Down stretch is performed kneeling on the carriage of the reformer. It strengthens the transverse abdominals, rectus abdominus, internal and external obliques, pectorals and anterior deltoids. Begin kneeling on the carriage with the hands on the footbar spaced shoulder-width apart and the feet in line with the shoulder blocks. Visualize a wheelbarrow as you shift your weight forward into the armpits, bringing the pelvis forward. The body should be straight with no sagging in the midsection. Push the carriage back with the upper body, keeping the arms straight and the lower body still, and then slowly return to the starting position. Complete 10 to 15 repetitions. Two medium springs, or one medium and one light spring, create more tension for the upper body, while one light or medium spring is more challenging for the core.
Yes, I Can Do the Splits
Side split dynamically stretches and strengthens the adductor muscle group. Begin with one heavy spring, progressing to one medium or light. Stand laterally on the reformer, placing the left foot on the lid of the spring box and the right foot on the carriage shoulder-width apart. Inhale as you slowly push the carriage to the right, feeling a slight stretch in the inner thigh muscles. Hold and then exhale as you engage the abdominals and pull the carriage back to the starting position. The legs should be straight without locking the knees. Complete 15 to 20 repetitions on the right and left side.
Expand Your Horizons
Chest expansion on the reformer strengthens the middle back and rear deltoids. Add one or two medium-weight springs and kneel on the carriage with the thighs up against the shoulder blocks, facing the back of the reformer. Cross the cords and hold on to the short loop of the strap with the palms facing away. Retract the shoulder blades and brace with the abdominals as you slowly pull the arms straight in back of you. Hold the contraction as you turn your head to look left. Slowly return to the start, repeat and look right. Complete 10 to 12 repetitions. To make the exercise more challenging, move away from the shoulder blocks.

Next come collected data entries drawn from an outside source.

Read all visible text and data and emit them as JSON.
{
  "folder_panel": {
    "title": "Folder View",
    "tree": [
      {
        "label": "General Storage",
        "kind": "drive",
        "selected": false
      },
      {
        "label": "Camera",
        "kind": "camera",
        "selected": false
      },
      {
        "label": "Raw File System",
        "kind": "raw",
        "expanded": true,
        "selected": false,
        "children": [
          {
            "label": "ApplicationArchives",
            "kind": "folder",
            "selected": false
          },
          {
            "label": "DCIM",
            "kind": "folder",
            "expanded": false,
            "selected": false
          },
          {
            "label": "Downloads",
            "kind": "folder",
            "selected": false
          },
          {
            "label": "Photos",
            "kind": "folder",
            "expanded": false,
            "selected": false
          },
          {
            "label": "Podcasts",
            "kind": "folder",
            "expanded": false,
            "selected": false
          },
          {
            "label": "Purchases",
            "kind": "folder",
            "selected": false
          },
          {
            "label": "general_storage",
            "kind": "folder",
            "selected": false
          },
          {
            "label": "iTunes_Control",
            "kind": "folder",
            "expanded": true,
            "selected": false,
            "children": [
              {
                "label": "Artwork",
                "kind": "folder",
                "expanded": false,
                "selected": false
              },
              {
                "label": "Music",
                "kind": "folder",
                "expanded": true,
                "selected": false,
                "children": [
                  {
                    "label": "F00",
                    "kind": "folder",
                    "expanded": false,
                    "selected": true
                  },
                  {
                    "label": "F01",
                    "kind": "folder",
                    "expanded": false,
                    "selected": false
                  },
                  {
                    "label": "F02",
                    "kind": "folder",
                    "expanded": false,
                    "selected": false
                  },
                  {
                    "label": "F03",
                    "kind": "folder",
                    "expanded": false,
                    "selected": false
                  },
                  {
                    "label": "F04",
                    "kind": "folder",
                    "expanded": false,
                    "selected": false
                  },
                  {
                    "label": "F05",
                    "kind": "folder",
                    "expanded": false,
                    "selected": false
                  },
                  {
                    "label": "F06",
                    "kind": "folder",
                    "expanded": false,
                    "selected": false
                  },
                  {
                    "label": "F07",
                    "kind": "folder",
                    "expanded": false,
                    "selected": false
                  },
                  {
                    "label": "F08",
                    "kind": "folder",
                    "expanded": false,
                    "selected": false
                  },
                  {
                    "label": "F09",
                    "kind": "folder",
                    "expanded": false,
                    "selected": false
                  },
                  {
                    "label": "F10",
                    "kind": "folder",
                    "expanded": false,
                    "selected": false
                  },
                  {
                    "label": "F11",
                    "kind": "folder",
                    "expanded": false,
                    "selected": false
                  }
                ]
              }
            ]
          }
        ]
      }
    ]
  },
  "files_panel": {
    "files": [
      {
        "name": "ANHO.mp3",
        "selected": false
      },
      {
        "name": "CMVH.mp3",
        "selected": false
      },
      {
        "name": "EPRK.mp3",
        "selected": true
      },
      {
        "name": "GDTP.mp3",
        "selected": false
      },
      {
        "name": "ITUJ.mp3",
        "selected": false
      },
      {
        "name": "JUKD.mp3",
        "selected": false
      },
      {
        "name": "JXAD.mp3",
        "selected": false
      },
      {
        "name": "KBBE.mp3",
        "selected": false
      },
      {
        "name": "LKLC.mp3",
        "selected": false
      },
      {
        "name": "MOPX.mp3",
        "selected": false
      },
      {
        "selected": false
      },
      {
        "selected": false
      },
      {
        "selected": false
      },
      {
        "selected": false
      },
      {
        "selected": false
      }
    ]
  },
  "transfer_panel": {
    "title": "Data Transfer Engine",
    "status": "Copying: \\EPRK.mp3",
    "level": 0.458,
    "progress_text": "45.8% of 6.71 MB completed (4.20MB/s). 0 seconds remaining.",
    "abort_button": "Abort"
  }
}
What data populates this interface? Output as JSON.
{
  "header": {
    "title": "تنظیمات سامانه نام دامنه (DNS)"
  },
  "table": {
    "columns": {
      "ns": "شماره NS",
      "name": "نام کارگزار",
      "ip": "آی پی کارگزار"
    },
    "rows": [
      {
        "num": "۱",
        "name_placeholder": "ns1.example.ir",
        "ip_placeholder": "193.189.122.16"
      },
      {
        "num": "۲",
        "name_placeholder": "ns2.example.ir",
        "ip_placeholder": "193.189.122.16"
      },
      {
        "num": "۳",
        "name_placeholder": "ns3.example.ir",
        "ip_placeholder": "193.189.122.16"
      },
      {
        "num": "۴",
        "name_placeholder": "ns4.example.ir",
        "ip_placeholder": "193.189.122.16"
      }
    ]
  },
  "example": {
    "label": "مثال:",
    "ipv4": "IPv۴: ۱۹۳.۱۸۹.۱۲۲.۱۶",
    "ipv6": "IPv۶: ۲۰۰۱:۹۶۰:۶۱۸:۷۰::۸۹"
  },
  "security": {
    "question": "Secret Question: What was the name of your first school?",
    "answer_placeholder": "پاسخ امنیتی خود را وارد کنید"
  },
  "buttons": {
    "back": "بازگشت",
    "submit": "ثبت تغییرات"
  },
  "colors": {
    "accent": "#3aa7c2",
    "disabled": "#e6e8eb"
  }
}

Use the Short Box for Big Results
More advanced exercisers can strengthen the transverse abdominals, rectus abdominus and the internal and external obliques with a core control and plank combination. Detach all of the springs and push the carriage back. Place the short box on the frame at the top of the reformer. Kneel on the carriage and place the forearms on the box. Slowly push the carriage back with the knees, taking care not to let the torso sag in the middle. Complete eight to 10 repetitions, holding the last one. Lift the knees off the carriage into a plank position for 20 seconds. Repeat the combination three to five times.